Выбрать главу

Стремительным маршем продвигаясь с востока на запад Италии, Суворов, или, как называли его французы, Souvaroff, отбрасывал откатывавшиеся под его ударами французские войска. В конце мая союзные армии под командованием Суворова вступили в Турин, овладели крепостями Пескьера, Касале, Валенца. 18–19 июня в сражении на реке Треббиа Суворов разбил армию Макдональда[403].

Плоды кампании 1796 года, все достигнутое ценой огромного напряжения было потеряно в два-три месяца. Смятение в Париже нарастало. Хотя правительственная печать скрывала действительное положение на фронтах[404], вести о поражениях французских войск проникали в столицу. Сиейес отдавал себе отчет в том, что намеченный переворот не может быть осуществлен до тех пор, пока Франция не будет вновь озарена победой французского оружия. Жубер, раньше чем выполнить роль Монка, должен был предстать перед страной в роли спасителя отечества.

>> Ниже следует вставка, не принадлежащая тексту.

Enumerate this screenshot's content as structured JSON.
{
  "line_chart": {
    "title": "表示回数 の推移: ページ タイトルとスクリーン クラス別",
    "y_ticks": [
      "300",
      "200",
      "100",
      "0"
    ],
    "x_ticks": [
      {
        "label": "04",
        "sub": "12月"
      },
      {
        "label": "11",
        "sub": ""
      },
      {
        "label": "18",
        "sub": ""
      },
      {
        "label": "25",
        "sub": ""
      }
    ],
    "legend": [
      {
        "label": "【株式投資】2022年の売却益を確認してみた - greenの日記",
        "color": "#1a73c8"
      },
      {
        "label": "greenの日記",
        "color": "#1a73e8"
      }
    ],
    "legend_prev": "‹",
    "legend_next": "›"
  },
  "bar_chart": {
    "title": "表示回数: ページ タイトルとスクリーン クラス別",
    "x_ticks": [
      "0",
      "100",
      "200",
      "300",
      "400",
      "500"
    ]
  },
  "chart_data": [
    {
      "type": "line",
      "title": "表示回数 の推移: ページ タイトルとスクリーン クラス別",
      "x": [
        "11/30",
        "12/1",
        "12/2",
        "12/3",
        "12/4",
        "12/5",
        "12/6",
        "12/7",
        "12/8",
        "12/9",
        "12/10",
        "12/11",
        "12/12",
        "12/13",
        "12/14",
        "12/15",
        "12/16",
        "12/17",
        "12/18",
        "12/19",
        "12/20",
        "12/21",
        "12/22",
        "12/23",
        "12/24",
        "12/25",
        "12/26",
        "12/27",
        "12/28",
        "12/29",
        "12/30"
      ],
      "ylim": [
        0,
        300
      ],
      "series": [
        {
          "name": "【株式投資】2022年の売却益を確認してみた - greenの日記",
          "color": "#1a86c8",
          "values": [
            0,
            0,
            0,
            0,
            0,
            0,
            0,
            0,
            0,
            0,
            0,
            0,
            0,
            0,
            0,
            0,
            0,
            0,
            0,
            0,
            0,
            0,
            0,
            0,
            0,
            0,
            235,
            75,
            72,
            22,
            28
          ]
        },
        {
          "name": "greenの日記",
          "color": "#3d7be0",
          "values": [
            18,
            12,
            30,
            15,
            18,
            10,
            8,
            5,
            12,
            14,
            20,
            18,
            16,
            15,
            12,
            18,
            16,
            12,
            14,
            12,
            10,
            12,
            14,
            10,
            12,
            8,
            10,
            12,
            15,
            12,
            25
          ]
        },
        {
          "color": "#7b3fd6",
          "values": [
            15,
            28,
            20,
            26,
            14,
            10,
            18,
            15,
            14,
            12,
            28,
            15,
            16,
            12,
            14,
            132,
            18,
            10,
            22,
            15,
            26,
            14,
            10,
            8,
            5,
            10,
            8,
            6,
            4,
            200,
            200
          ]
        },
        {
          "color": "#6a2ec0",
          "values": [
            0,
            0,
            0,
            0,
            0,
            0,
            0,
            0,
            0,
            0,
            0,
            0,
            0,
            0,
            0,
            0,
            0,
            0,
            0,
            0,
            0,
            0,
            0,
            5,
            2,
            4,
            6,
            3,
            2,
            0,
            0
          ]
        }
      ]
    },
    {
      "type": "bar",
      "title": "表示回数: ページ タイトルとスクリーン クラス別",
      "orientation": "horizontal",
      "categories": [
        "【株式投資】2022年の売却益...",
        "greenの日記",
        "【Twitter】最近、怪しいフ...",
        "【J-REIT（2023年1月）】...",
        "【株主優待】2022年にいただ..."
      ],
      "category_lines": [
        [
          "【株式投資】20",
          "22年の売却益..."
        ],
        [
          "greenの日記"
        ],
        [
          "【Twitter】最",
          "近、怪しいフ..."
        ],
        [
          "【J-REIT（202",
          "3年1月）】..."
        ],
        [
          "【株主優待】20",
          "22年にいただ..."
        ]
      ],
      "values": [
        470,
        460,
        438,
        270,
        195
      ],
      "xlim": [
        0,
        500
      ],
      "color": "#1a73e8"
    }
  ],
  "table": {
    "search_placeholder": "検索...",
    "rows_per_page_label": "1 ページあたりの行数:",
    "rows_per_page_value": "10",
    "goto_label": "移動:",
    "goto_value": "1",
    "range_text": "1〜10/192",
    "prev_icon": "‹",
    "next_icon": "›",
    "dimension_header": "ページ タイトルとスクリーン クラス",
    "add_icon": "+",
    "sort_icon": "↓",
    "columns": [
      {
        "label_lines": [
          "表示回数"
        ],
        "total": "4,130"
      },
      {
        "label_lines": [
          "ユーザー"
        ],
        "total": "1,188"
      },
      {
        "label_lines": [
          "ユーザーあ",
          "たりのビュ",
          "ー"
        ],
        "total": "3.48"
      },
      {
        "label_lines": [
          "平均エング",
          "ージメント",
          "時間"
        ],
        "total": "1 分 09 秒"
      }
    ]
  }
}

6 июля в печати было объявлено, что генерал Жубер назначен командующим итальянской армией[405]. Молодой генерал рвался в бой, он горел нетерпением Ахиллеса, он жаждал скрестить оружие с непобедимым Суворовым. Накануне отъезда в армию он справил пышную свадьбу. Прощаясь с женой, он обещал скоро вернуться — победителем или мертвым.

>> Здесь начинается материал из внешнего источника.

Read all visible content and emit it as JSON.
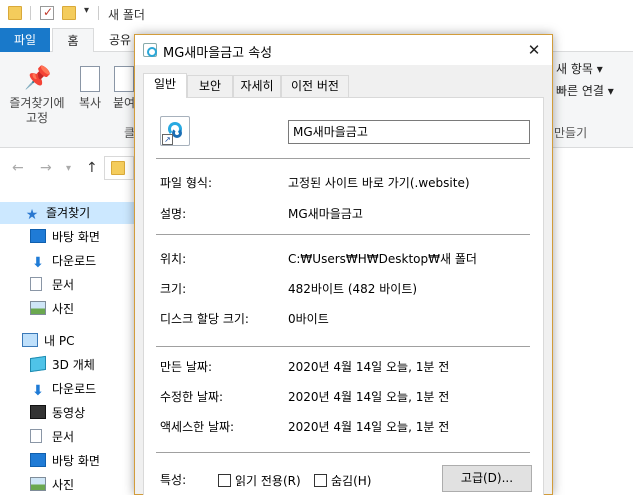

4 августа Жубер прибыл в армию и сразу же отдал приказ двигаться вперед. Через десять дней, 15 августа, он увидел перед собой у Нови русскую армию во главе с Суворовым.

На рассвете завязалось сражение. В самом начале битвы, в первые же ее минуты, Жубер, мчавшийся на коне навстречу врагу, был сражен — убит наповал шальной пулей. Для хода и исхода сражения при Нови смерть Жубера не имела того решающего значения, которое ей потом пытались придать. Сразу же после гибели Жубера командование взял в свои руки генерал Моро — полководец первоклассного дарования, ни опытом, ни талантом не уступавший Жуберу. Моро сделал все возможное, чтобы выиграть сражение, но изменить ход битвы он не мог. Суворов нанес страшный сокрушительный удар противнику. Французская армия при Нови понесла поражение и должна была спешно отступать за Апеннины.

Жубер выполнил свое обещание: он скоро возвратился в Париж — возвратился мертвым. Его похоронили с величайшими почестями[406]. Но шпаги, на которую рассчитывал Сиейес, больше не было.

А между тем положение Республики день ото дня становилось все более угрожающим. Страшное поражение, нанесенное Суворовым под Нови, породило смятение, почти панику. С часу на час ожидали вторжения русских армий во Францию. На юге страны предприимчивые люди спешно выучивали фразы на русском языке. В Марселе женщины вводили новые моды — шляпы а-ля Суворов. Вступление русских казалось неотвратимым

В это время пришло известие, что англо-русская армия под командованием герцога Йоркского высадилась в Голландии Флот Батавской республики не только не преградил дорогу вражеским силам, готовившим десант, но и сложил оружие и перешел на сторону врага. Вслед за итальянскими республиками, уничтоженными второй коалицией, пришла пора гибели Батавской республики. Вся система дочерних республик рухнула. В Париже со страхом ожидали движения англо-русских войск из Голландии в Бельгию, а оттуда во Францию.

В западных департаментах вновь вспыхнуло восстание шуанов. Имена Жоржа Кадудаля, Фротте были у всех на устах; страх преувеличивал действительные размеры движения. В испуганном воображении шуаны превращались в неодолимую силу[407]. Во всех департаментах — на севере и на юге, на западе и на востоке —? орудовали разбойники, бандитизм принял неслыханные размеры. Коммуникации были нарушены. Почтовые кареты ездили только засветло, но и это не гарантировало от нападения

Французские армии терпели поражения и отступали под ударами соединенных сил коалиции. Казалось, Франция возвращается к грозным дням июня — июля 1793 года. Но тогда Республику возглавляло сильное правительство, сплотившее нацию для отпора интервентам. Осенью 1799 года правительственная власть была почти иллюзорной. Правительство Директории было не только окружено всеобщим презрением — оно само себя чувствовало настолько беспомощным, что искало любой возможности поскорее спихнуть кому-нибудь власть, каким угодно способом сойти со сцены.

Стендаль утверждал, что Баррас сторговался с агентами Людовика XVIII об условиях, на которых он передал бы Бурбонам власть. Об этом же говорили с разной степенью определенности Гойе и другие современники[408]. Сам Баррас, не отрицая фактов переговоров с претендентами на трон, уверял, что по поручению Директории он старался выведать намерения Бурбонов[409]. Этих свидетельств недостаточно, чтобы считать вопрос выясненным но сама по себе эта версия представляется вполне правдоподобной.